We now instantiate the shards below the beacon chain. Those are Dfinity chains which use the random beacon from the beacon chain. In other words, a committee of size 423 (honest majority with high probability) is randomly sampled for every collation at every period and for every shard, along with ranked proposers. The collations are notarised for availability via quorums of size 212.
Discussion
The beacon chain acts as a “synchronised sidechain” to the main chain. Separation of concerns (deposits management vs beacon management) reduces load on the main chain and allows for upgradability of the sharding infrastructure (beacon chain and shards) without forking the main chain. More importantly, the beacon chain and the shards operate “unchained” (pun unintended ) from the limitations of the main chain, especially with regards to censorship, gas price, period length and period variance.
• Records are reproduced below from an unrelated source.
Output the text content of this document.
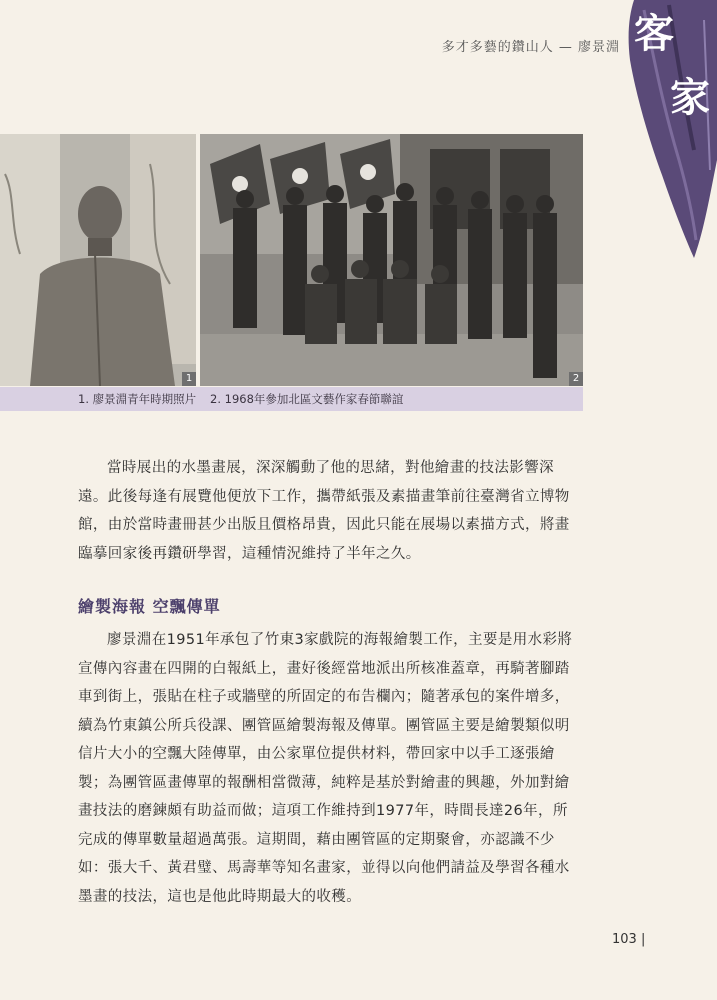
多才多藝的鑽山人 — 廖景淵 客
家
1	2
1. 廖景淵青年時期照片 2. 1968年參加北區文藝作家春節聯誼
當時展出的水墨畫展，深深觸動了他的思緒，對他繪畫的技法影響深遠。此後每逢有展覽他便放下工作，攜帶紙張及素描畫筆前往臺灣省立博物館，由於當時畫冊甚少出版且價格昂貴，因此只能在展場以素描方式，將畫臨摹回家後再鑽研學習，這種情況維持了半年之久。
繪製海報 空飄傳單
廖景淵在1951年承包了竹東3家戲院的海報繪製工作，主要是用水彩將宣傳內容畫在四開的白報紙上，畫好後經當地派出所核准蓋章，再騎著腳踏車到街上，張貼在柱子或牆壁的所固定的布告欄內；隨著承包的案件增多，續為竹東鎮公所兵役課、團管區繪製海報及傳單。團管區主要是繪製類似明信片大小的空飄大陸傳單，由公家單位提供材料，帶回家中以手工逐張繪製；為團管區畫傳單的報酬相當微薄，純粹是基於對繪畫的興趣，外加對繪畫技法的磨鍊頗有助益而做；這項工作維持到1977年，時間長達26年，所完成的傳單數量超過萬張。這期間，藉由團管區的定期聚會，亦認識不少如：張大千、黃君璧、馬壽華等知名畫家，並得以向他們請益及學習各種水墨畫的技法，這也是他此時期最大的收穫。
103 |
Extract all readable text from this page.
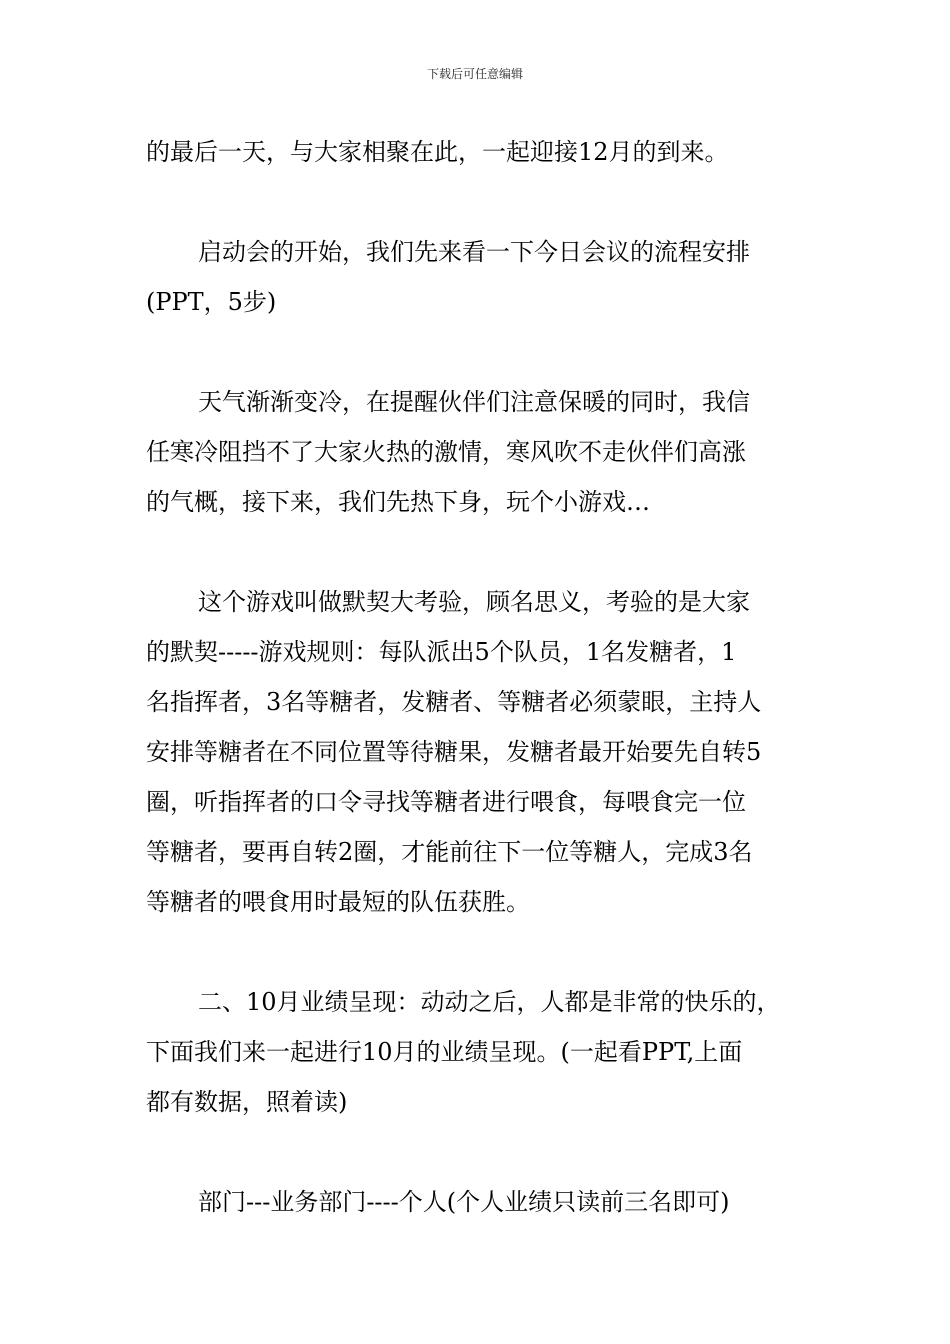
下载后可任意编辑
的最后一天，与大家相聚在此，一起迎接12月的到来。
启动会的开始，我们先来看一下今日会议的流程安排
(PPT，5步)
天气渐渐变冷，在提醒伙伴们注意保暖的同时，我信
任寒冷阻挡不了大家火热的激情，寒风吹不走伙伴们高涨
的气概，接下来，我们先热下身，玩个小游戏…
这个游戏叫做默契大考验，顾名思义，考验的是大家
的默契-----游戏规则：每队派出5个队员，1名发糖者，1
名指挥者，3名等糖者，发糖者、等糖者必须蒙眼，主持人
安排等糖者在不同位置等待糖果，发糖者最开始要先自转5
圈，听指挥者的口令寻找等糖者进行喂食，每喂食完一位
等糖者，要再自转2圈，才能前往下一位等糖人，完成3名
等糖者的喂食用时最短的队伍获胜。
二、10月业绩呈现：动动之后，人都是非常的快乐的，
下面我们来一起进行10月的业绩呈现。(一起看PPT,上面
都有数据，照着读)
部门---业务部门----个人(个人业绩只读前三名即可)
This is somewhat reminiscent of plasma chains, but without the exit mechanism.
Interestingly in this construction the shards have better finality than the main chain despite shard security deriving from that of the main chain. One reason is that the shards only care about deposit snapshots from the main chain’s finalised past. This is somewhat reminiscent of state channels being able to provide instant game theoretic finality via deposits.
An important consideration is the bottlenecks of the sharding phase 1 draft spec likely to be retired, of which there are three:
- Collation header processing: Processing of collation headers is now distributed across shards instead of being centralised in a single chain. This bottleneck goes away here, allowing for 1000 shards instead of 100.
- Light-client access: Every shard has (delayed) light-client access to every other shard. With 200 bytes headers, 1000 shards and 5-second periods the bandwidth overhead is 200*1000/5 = 40kB/s. The double-batched Merkle accumulator imposes a storage overhead of ~1MB for light-client access across all shards. This bottleneck is not too constraining.
- Notary bandwidth: Assuming 10,000 notaries, 1000 shards, 50kB collation bodies, and 5-second periods we get a notary bandwidth of 423kB/s. This is the only significant bottleneck for going above 1000 shards, and it is potentially addressable with erasure codes.
As a final remark, notice the main chain can provide basic infrastructure for different sharding implementations running in parallel. This basic infrastructure could be deposits, a RNG scheme, a commitment scheme, a challenge-response game, checkpoints, etc. This makes the main chain a uniquely well suited platform for the bootstrapping, experimentation and competition of sharding designs.